Acaba de entregarse ya de vero.
No quieras enviarme
de hoy más ya mensajero:
que no saben decirme lo que quiero. (…)
En el hombre toda entrega es limitada, parcial; es entrega de algo nuestro, no de nuestra plena y auténtica intimidad. Y, sin embargo, sólo cuando nos entregamos a los otros desde nuestra intimidad, y los otros se nos entregan íntimamente podemos decir que vamos siendo personas auténticas. La gran limitación de las personas está en que sintiéndonos llamados a realizarnos en la entrega, no podemos entregar sino signos de nuestra propia intimidad: caricias, servicios, palabras…; pero lo más radical de nuestra intimidad aparece velado, y siempre sentimos miedo de disolvernos, de alienarnos, de anonadarnos en esa entrega.
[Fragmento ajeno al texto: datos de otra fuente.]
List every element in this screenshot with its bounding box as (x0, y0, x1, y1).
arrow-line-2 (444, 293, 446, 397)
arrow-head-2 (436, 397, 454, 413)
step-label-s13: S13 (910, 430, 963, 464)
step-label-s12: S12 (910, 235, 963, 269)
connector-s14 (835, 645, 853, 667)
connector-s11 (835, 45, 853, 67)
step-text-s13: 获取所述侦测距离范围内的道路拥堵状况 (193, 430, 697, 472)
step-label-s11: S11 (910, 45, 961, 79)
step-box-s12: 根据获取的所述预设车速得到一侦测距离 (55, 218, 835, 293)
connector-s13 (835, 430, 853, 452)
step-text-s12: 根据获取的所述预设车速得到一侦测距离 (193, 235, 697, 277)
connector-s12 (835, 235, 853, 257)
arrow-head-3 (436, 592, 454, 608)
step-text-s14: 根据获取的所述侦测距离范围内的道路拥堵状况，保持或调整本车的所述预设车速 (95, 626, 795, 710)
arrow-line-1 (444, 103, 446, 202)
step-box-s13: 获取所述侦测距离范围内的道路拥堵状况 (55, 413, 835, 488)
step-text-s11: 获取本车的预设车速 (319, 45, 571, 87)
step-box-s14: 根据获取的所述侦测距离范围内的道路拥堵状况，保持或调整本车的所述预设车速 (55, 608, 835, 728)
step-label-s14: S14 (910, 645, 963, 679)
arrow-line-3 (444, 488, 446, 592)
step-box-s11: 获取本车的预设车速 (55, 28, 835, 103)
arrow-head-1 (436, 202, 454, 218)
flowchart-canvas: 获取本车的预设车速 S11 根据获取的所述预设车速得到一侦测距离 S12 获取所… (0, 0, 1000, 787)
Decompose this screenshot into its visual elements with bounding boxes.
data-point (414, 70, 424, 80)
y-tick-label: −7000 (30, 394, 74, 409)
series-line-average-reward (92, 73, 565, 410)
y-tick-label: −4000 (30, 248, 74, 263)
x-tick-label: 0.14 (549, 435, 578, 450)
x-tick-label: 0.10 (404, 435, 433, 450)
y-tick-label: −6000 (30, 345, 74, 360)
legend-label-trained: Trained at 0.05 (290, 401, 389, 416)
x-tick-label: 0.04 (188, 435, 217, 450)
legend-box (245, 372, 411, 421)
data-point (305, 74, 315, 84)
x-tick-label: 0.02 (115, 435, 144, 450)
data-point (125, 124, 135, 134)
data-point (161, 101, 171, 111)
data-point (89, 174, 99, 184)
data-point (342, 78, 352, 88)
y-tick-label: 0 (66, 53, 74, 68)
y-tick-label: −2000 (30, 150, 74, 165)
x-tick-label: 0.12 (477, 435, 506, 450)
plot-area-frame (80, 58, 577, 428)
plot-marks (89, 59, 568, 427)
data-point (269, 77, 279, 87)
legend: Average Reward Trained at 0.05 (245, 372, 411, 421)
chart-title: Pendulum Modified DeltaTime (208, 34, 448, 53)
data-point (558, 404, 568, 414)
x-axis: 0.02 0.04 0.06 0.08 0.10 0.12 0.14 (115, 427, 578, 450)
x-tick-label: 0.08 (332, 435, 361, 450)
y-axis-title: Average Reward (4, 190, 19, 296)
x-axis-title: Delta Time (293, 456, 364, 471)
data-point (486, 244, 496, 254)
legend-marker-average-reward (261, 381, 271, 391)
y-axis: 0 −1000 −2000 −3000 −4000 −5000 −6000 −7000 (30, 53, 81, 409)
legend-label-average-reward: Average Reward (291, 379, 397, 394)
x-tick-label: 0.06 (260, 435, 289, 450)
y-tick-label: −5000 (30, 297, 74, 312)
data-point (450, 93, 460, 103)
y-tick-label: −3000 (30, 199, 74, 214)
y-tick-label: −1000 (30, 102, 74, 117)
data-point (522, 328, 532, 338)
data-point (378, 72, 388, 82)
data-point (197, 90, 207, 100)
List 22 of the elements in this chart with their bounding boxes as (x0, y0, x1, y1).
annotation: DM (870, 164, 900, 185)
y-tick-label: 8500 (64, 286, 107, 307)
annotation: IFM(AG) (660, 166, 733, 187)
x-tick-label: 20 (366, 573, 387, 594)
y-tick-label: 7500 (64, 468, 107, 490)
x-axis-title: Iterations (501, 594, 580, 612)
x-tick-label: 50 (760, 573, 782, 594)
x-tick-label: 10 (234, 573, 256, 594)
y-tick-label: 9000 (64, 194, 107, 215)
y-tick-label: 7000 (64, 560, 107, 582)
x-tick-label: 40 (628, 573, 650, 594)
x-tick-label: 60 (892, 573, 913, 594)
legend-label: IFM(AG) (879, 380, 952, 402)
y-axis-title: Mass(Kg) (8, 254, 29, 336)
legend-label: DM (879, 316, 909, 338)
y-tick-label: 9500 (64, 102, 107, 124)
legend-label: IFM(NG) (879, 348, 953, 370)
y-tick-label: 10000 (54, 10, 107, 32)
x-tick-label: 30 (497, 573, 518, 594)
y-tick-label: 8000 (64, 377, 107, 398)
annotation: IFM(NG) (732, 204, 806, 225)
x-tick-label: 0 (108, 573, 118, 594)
Y siempre nos entregamos parcialmente.
La gran noticia de la revelación cristiana es que Dios se nos entrega absolutamente para que podamos romper las barreras y las limitaciones de nuestra realidad corporal y vivir en un amor que supera nuestros propios deseos. Dios se entregó a su Hijo sin límites, y en esa entrega no le dio ninguna cosa, se dio a sí mismo, su propia realidad divina: lo engendró de su misma naturaleza, como dice el credo apostólico. Lo que es imposible para los hombres es posible para Dios.